Failure to gain the most favorable tax treatment for the trust and the beneficiaries is a frequent source of claims against trustees. The taxation of estates is immensely complicated, even to tax attorneys and accountants, and the rules change seemingly every year. Yet trustees are required to make a number of fairly quick and irreversible decisions and elections within a limited period of time. Many decisions necessarily will be based on speculation as to future occurrences, such as which of the decedent's assets are most likely to appreciate within an undefined period of time.
5. Dead men tell no tales -liability at the expense of a deceased trustee's family.
Sometimes a trustee is not around to defend himself. Any liability in this instance could be assessed against the deceased trustee's own estate, at the expense of the deceased trustee's heirs, such as his surviving spouse and children. In one case a beneficiary claimed the trustee had favored some beneficiaries at the expense of others, and had otherwise mismanaged the trust. When the trustee died, the beneficiary continued her action against the deceased trustee's estate. This left the deceased trustee's family to defend the action, without the benefit of their star witness (the deceased trustee), and, significantly, without the benefit of the trust finances with which to defend the deceased trustee's actions.
6. Co-trustee liability -you are your brother's keeper.
Having a co-trustee does not always make a trustee's job easier. Unlike in sole trustee agreements, there is always the chance of disagreement and impasse among co-trustees, who often may be siblings or other close but antagonistic relatives, particularly when they are also beneficiaries of the trust. For example, when a trustee's discretionary authority prevents the investment of trust funds, his co-trustee may bring allegations against him based upon trust management decisions in which he claims he wasn't involved, yet had financial ramifications to him -not as a co-trustee, but as a beneficiary entitled to trust distributions.

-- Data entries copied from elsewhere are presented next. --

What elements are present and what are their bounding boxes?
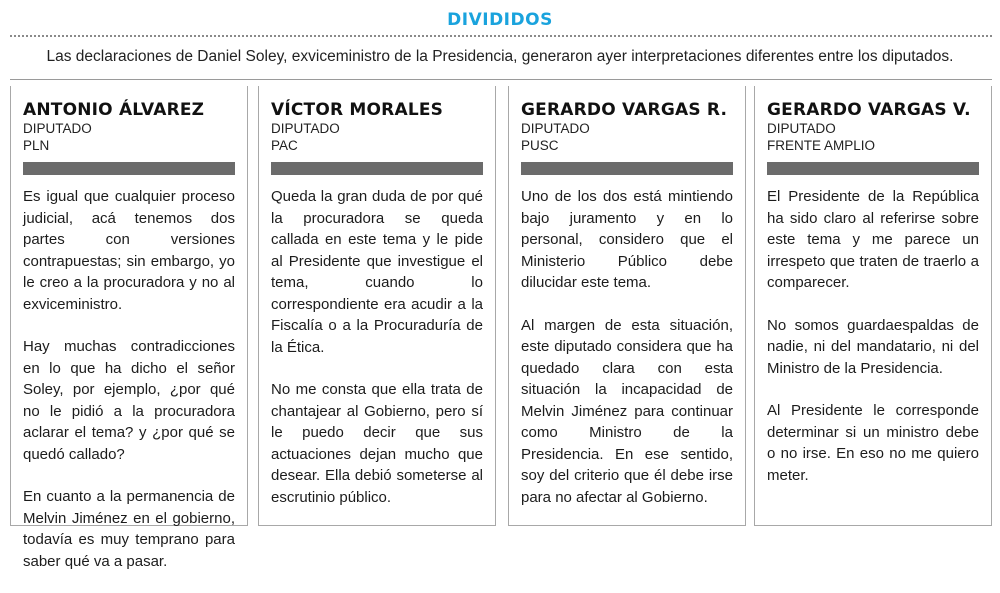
deputy-name: ANTONIO ÁLVAREZ: [23, 100, 205, 120]
quote-body: [521, 186, 733, 508]
quote-paragraph: El Presidente de la República ha sido claro al referirse sobre este tema y me parece un irrespeto que traten de traerlo a comparecer.: [767, 188, 979, 291]
divider-bar: [767, 162, 979, 175]
deputy-name: GERARDO VARGAS V.: [767, 100, 971, 120]
dotted-divider: [10, 35, 992, 37]
quote-paragraph: Al margen de esta situación, este diputado considera que ha quedado clara con esta situación la incapacidad de Melvin Jiménez para continuar como Ministro de la Presidencia. En ese sentido, soy del criterio que él debe irse para no afectar al Gobierno.: [521, 316, 733, 506]
column-gerardo-vargas-v: [754, 86, 992, 526]
quote-body: [23, 186, 235, 572]
quote-paragraph: Uno de los dos está mintiendo bajo juramento y en lo personal, considero que el Ministerio Público debe dilucidar este tema.: [521, 188, 733, 291]
deputy-role: DIPUTADO: [271, 121, 340, 136]
frame-top-line: [10, 79, 992, 80]
divider-bar: [271, 162, 483, 175]
quote-body: [271, 186, 483, 508]
quote-paragraph: Al Presidente le corresponde determinar si un ministro debe o no irse. En eso no me quiero meter.: [767, 402, 979, 484]
column-antonio-alvarez: [10, 86, 248, 570]
quote-paragraph: No me consta que ella trata de chantajear al Gobierno, pero sí le puedo decir que sus actuaciones dejan mucho que desear. Ella debió someterse al escrutinio público.: [271, 381, 483, 506]
quote-paragraph: Es igual que cualquier proceso judicial, acá tenemos dos partes con versiones contrapuestas; sin embargo, yo le creo a la procuradora y no al exviceministro.: [23, 188, 235, 313]
lead-text: Las declaraciones de Daniel Soley, exviceministro de la Presidencia, generaron ayer interpretaciones diferentes entre los diputados.: [46, 48, 954, 65]
quote-paragraph: En cuanto a la permanencia de Melvin Jiménez en el gobierno, todavía es muy temprano para saber qué va a pasar.: [23, 488, 235, 570]
column-gerardo-vargas-r: [508, 86, 746, 526]
deputy-party: PUSC: [521, 138, 559, 153]
deputy-name: VÍCTOR MORALES: [271, 100, 444, 120]
deputy-party: FRENTE AMPLIO: [767, 138, 876, 153]
quote-paragraph: Queda la gran duda de por qué la procuradora se queda callada en este tema y le pide al Presidente que investigue el tema, cuando lo correspondiente era acudir a la Fiscalía o a la Procuraduría de la Ética.: [271, 188, 483, 356]
section-title: DIVIDIDOS: [447, 10, 553, 30]
deputy-role: DIPUTADO: [23, 121, 92, 136]
quote-paragraph: No somos guardaespaldas de nadie, ni del mandatario, ni del Ministro de la Presidencia.: [767, 316, 979, 377]
deputy-party: PAC: [271, 138, 298, 153]
deputy-role: DIPUTADO: [767, 121, 836, 136]
divider-bar: [521, 162, 733, 175]
deputy-party: PLN: [23, 138, 50, 153]
quote-body: [767, 186, 979, 486]
deputy-role: DIPUTADO: [521, 121, 590, 136]
column-victor-morales: [258, 86, 496, 526]
divider-bar: [23, 162, 235, 175]
quote-paragraph: Hay muchas contradicciones en lo que ha dicho el señor Soley, por ejemplo, ¿por qué no le pidió a la procuradora aclarar el tema? y ¿por qué se quedó callado?: [23, 338, 235, 463]
deputy-name: GERARDO VARGAS R.: [521, 100, 728, 120]
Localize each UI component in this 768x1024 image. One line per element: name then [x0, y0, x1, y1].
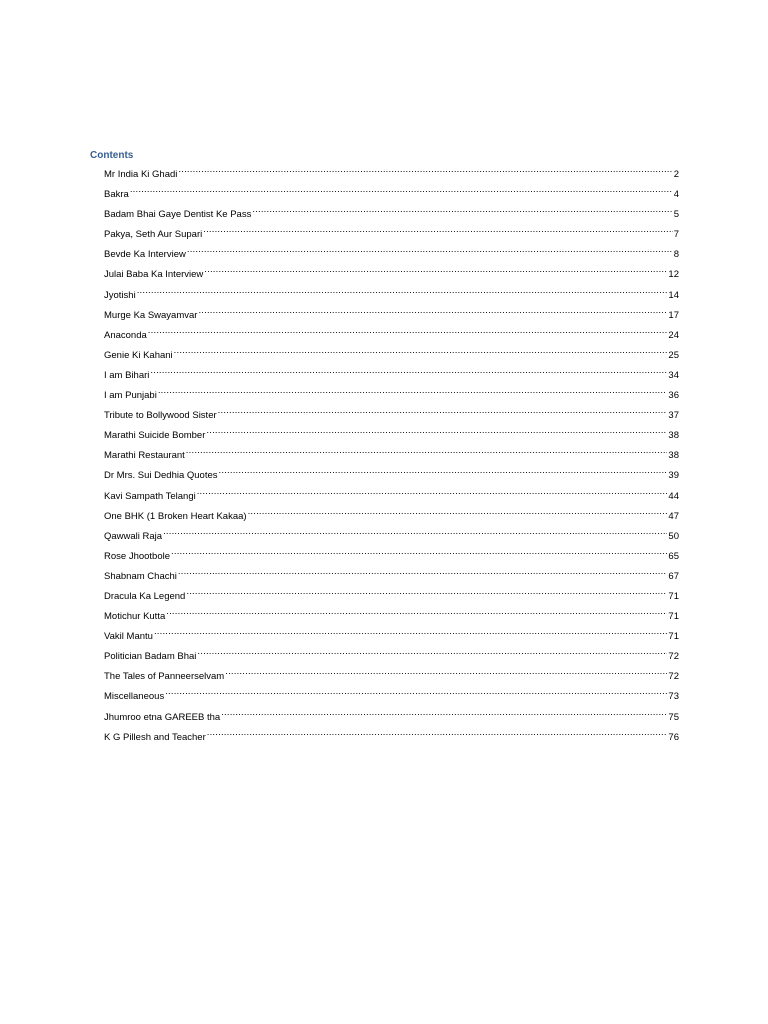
- toc-dot-leader: [225, 665, 667, 679]
- toc-entry[interactable]: [104, 263, 679, 283]
- toc-entry-page-number: 39: [668, 470, 679, 482]
- toc-entry-title-link[interactable]: Dr Mrs. Sui Dedhia Quotes: [104, 470, 218, 482]
- toc-entry-title-link[interactable]: Tribute to Bollywood Sister: [104, 410, 217, 422]
- toc-dot-leader: [163, 525, 667, 539]
- toc-entry-page-number: 17: [668, 309, 679, 321]
- toc-dot-leader: [158, 384, 668, 398]
- toc-entry-title-link[interactable]: Murge Ka Swayamvar: [104, 309, 198, 321]
- toc-entry-title-link[interactable]: Miscellaneous: [104, 691, 165, 703]
- toc-dot-leader: [166, 605, 667, 619]
- toc-dot-leader: [171, 545, 667, 559]
- toc-entry[interactable]: [104, 304, 679, 324]
- toc-entry-page-number: 65: [668, 550, 679, 562]
- toc-entry-title-link[interactable]: Shabnam Chachi: [104, 570, 177, 582]
- toc-entry-page-number: 8: [673, 249, 679, 261]
- toc-entry[interactable]: [104, 384, 679, 404]
- toc-entry[interactable]: [104, 163, 679, 183]
- toc-entry[interactable]: [104, 424, 679, 444]
- toc-entry[interactable]: [104, 183, 679, 203]
- contents-heading: Contents: [90, 150, 134, 161]
- toc-entry-page-number: 36: [668, 390, 679, 402]
- toc-entry[interactable]: [104, 344, 679, 364]
- toc-entry[interactable]: [104, 243, 679, 263]
- toc-entry-page-number: 72: [668, 671, 679, 683]
- toc-entry-page-number: 14: [668, 289, 679, 301]
- toc-entry[interactable]: [104, 585, 679, 605]
- toc-entry-title-link[interactable]: Rose Jhootbole: [104, 550, 171, 562]
- toc-dot-leader: [186, 444, 668, 458]
- toc-entry-page-number: 71: [668, 611, 679, 623]
- toc-entry[interactable]: [104, 223, 679, 243]
- toc-dot-leader: [197, 485, 668, 499]
- toc-dot-leader: [178, 163, 672, 177]
- toc-entry-page-number: 71: [668, 631, 679, 643]
- toc-entry-page-number: 12: [668, 269, 679, 281]
- toc-entry-page-number: 72: [668, 651, 679, 663]
- toc-entry-page-number: 4: [673, 189, 679, 201]
- toc-entry[interactable]: [104, 545, 679, 565]
- toc-dot-leader: [197, 645, 667, 659]
- toc-dot-leader: [218, 404, 668, 418]
- toc-entry-page-number: 47: [668, 510, 679, 522]
- toc-entry-page-number: 38: [668, 430, 679, 442]
- toc-dot-leader: [207, 726, 668, 740]
- toc-dot-leader: [178, 565, 668, 579]
- toc-entry-title-link[interactable]: Pakya, Seth Aur Supari: [104, 229, 203, 241]
- toc-entry-title-link[interactable]: I am Punjabi: [104, 390, 157, 402]
- toc-entry[interactable]: [104, 565, 679, 585]
- toc-entry-page-number: 71: [668, 590, 679, 602]
- toc-entry[interactable]: [104, 685, 679, 705]
- toc-entry-page-number: 34: [668, 369, 679, 381]
- toc-entry-page-number: 50: [668, 530, 679, 542]
- toc-dot-leader: [221, 706, 667, 720]
- toc-entry[interactable]: [104, 444, 679, 464]
- toc-entry-title-link[interactable]: Marathi Suicide Bomber: [104, 430, 206, 442]
- toc-dot-leader: [154, 625, 667, 639]
- toc-dot-leader: [148, 324, 668, 338]
- toc-entry[interactable]: [104, 726, 679, 746]
- toc-entry-page-number: 38: [668, 450, 679, 462]
- toc-entry[interactable]: [104, 645, 679, 665]
- toc-entry-title-link[interactable]: I am Bihari: [104, 369, 150, 381]
- toc-dot-leader: [198, 304, 667, 318]
- toc-dot-leader: [219, 464, 668, 478]
- toc-dot-leader: [174, 344, 668, 358]
- toc-entry[interactable]: [104, 605, 679, 625]
- toc-entry[interactable]: [104, 525, 679, 545]
- toc-entry-page-number: 67: [668, 570, 679, 582]
- table-of-contents: [104, 163, 679, 746]
- toc-entry-title-link[interactable]: Dracula Ka Legend: [104, 590, 186, 602]
- toc-entry-page-number: 76: [668, 731, 679, 743]
- toc-dot-leader: [206, 424, 667, 438]
- toc-dot-leader: [252, 203, 672, 217]
- toc-entry-title-link[interactable]: One BHK (1 Broken Heart Kakaa): [104, 510, 247, 522]
- toc-entry-title-link[interactable]: Bevde Ka Interview: [104, 249, 186, 261]
- toc-entry[interactable]: [104, 203, 679, 223]
- toc-entry-page-number: 37: [668, 410, 679, 422]
- toc-dot-leader: [204, 263, 667, 277]
- toc-entry[interactable]: [104, 464, 679, 484]
- toc-dot-leader: [150, 364, 667, 378]
- toc-entry-page-number: 24: [668, 329, 679, 341]
- toc-entry-title-link[interactable]: Badam Bhai Gaye Dentist Ke Pass: [104, 209, 252, 221]
- toc-entry[interactable]: [104, 665, 679, 685]
- toc-entry[interactable]: [104, 404, 679, 424]
- toc-entry-title-link[interactable]: K G Pillesh and Teacher: [104, 731, 206, 743]
- toc-entry-title-link[interactable]: Politician Badam Bhai: [104, 651, 197, 663]
- toc-entry-title-link[interactable]: Julai Baba Ka Interview: [104, 269, 204, 281]
- toc-entry-title-link[interactable]: Bakra: [104, 189, 129, 201]
- toc-entry-title-link[interactable]: The Tales of Panneerselvam: [104, 671, 225, 683]
- toc-entry-title-link[interactable]: Kavi Sampath Telangi: [104, 490, 196, 502]
- toc-dot-leader: [248, 505, 668, 519]
- toc-entry-title-link[interactable]: Motichur Kutta: [104, 611, 166, 623]
- toc-entry-title-link[interactable]: Qawwali Raja: [104, 530, 163, 542]
- toc-entry-page-number: 73: [668, 691, 679, 703]
- toc-entry-title-link[interactable]: Jhumroo etna GAREEB tha: [104, 711, 221, 723]
- toc-dot-leader: [187, 243, 673, 257]
- toc-entry-title-link[interactable]: Jyotishi: [104, 289, 136, 301]
- toc-entry-title-link[interactable]: Mr India Ki Ghadi: [104, 169, 178, 180]
- toc-dot-leader: [165, 685, 667, 699]
- toc-entry-page-number: 44: [668, 490, 679, 502]
- toc-entry-title-link[interactable]: Anaconda: [104, 329, 147, 341]
- toc-dot-leader: [186, 585, 667, 599]
- toc-entry[interactable]: [104, 706, 679, 726]
- toc-entry-title-link[interactable]: Marathi Restaurant: [104, 450, 185, 462]
- toc-entry[interactable]: [104, 364, 679, 384]
- toc-entry[interactable]: [104, 324, 679, 344]
- toc-entry-page-number: 2: [673, 169, 679, 180]
- toc-entry-page-number: 5: [673, 209, 679, 221]
- toc-dot-leader: [203, 223, 672, 237]
- toc-entry[interactable]: [104, 625, 679, 645]
- toc-entry-page-number: 75: [668, 711, 679, 723]
- toc-entry[interactable]: [104, 505, 679, 525]
- toc-dot-leader: [130, 183, 673, 197]
- toc-entry-page-number: 7: [673, 229, 679, 241]
- toc-entry[interactable]: [104, 485, 679, 505]
- toc-entry[interactable]: [104, 284, 679, 304]
- toc-entry-title-link[interactable]: Genie Ki Kahani: [104, 349, 173, 361]
- toc-dot-leader: [137, 284, 668, 298]
- toc-entry-page-number: 25: [668, 349, 679, 361]
- toc-entry-title-link[interactable]: Vakil Mantu: [104, 631, 153, 643]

7. Charities are not always charitable to trustees.
The trustee of a charitable trust is subject to most of the same challenges as other trustees, but he is frequently also under the scrutiny of well-funded beneficiaries (often wealthy and assertive institutions, such as hospitals, universities, and religious organizations), the attorney general, and in some cases, the donor/settlor. Typical claims involve excessive compensation, decisions related to the investments chosen, and gifts to ineligible or disfavored donees.
8. Liquidating trusts.
Liquidating trusts present their own special hazards. Shareholder investments, for example, can be especially hard to characterize in the context of a poorly managed corporation. Treating an investment as contribution to capital versus a loan will have profound effect: in one case the shareholder recoups her investment pro rata at the expense of the creditors, in the other case the shareholder is paid last if at all. Another contentious item involves the payment of claims, because each claim honored reduces the shares of the other claimants. Payment of claims that are arguably inflated or otherwise miscalculated, potentially time barred, or of a non-priority class will expose the trustee to legal challenge.